Und wie würde das denn weitergehen? Mit selbstverständlichem Desinteresse an jedem, der Interesse zeigt, wäre mans nach einer Woche leid. Man müsste sich eine Ausrede überlegen, warum man nie mehr durch seine Straße gehen kann, obwohl sie auf dem direkten Weg zur Wohnung liegt. Man würde sich dauernd bei der Arbeit umschauen, ob er gerade vorbei läuft und es entstünden peinliche Situationen des Schweigens. Enttäuschte Blicke. Scham über die eigene Arschigkeit.

Über das alles denkt man nach, während er immer noch keuchend faselt und sich umständlich die teigverklebten Hände an seinem speckigen T-Shirt abwischt. Also gut. Nummer darfst du mir geben. So als Belohnung für die Mühe. Nach Hause geh ich allein und morgen um die Zeit bin ich ganz woanders.

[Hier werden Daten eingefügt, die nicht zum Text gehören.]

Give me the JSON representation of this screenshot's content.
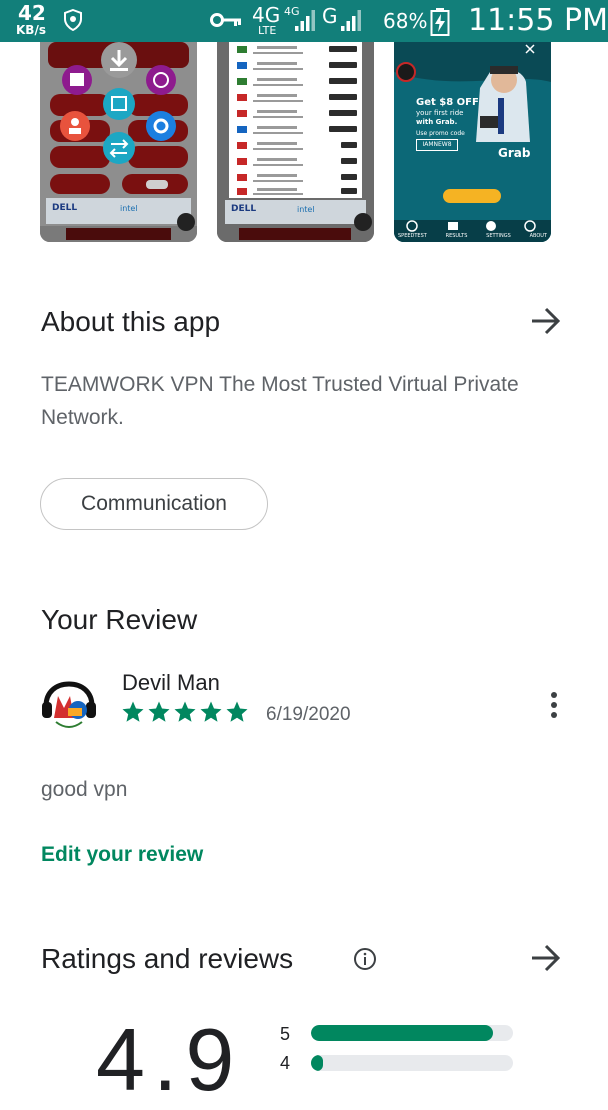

Ja, ich sollte Anti-Beziehungsratgeber schreiben: “Wie man es mit überzogenen Ansprüchen und Arroganz schafft, jahrelang Single zu bleiben.” Oder so.

Que carlor!!!

26. Januar 2010

Ich weiß, dass in Deutschland gerade -273° herrschen, dass die Teilchenbewegung zum Erliegen gekommen ist und dass die Menschen zwischen Wärmflaschen und Pfefferminztee ums nackte Überleben kämpfen. Aber hier isses so verdammt heiß!

Als kleine Aussicht auf die nächsten Tage:

Hier ist es so heiß, dass Menschen nachts um zwei in Brunnen baden.
so heiß, dass man unter der eiskalten Dusche schwitzt
so heiß, dass Polizisten knappe Shorts zu den Springerstiefeln tragen (und ja, auch die dicken)
so heiß, dass Empanadas aus der Kühlbox angeboten werden
so heiß, dass das Eis im Restaurant ausgeht
so heiß, dass man nur schlafen kann, wenn der Ventilator die ganze Nacht auf Stufe fünf steht und den Lärm dann einfach ignoriert.
so heiß, dass nicht mal Mücken Lust haben, zu stechen
so heiß, dass Menschen gewaltsam aus Supermärkten gezerrt werden, weil sie sonst den ganzen Tag an der kalten Gemüsetheke verbringen würden.
so heiß, dass die Stadt zwischen ein und fünf Uhr Nachmittags wie ausgestorben ist.
so heiß, dass sich die paar Menschen auf der Gasse an Häuserwänden entlangdrücken, um das bisschen Schatten zu nutzen.
So heiß, dass die gerade gekauften Bananen zwischen Gemüseladen und Wohnung braun und matschig werden.

Und hier haben immer noch Menschen lange Hosen an!

Egal. Ich wollts ja nicht anders.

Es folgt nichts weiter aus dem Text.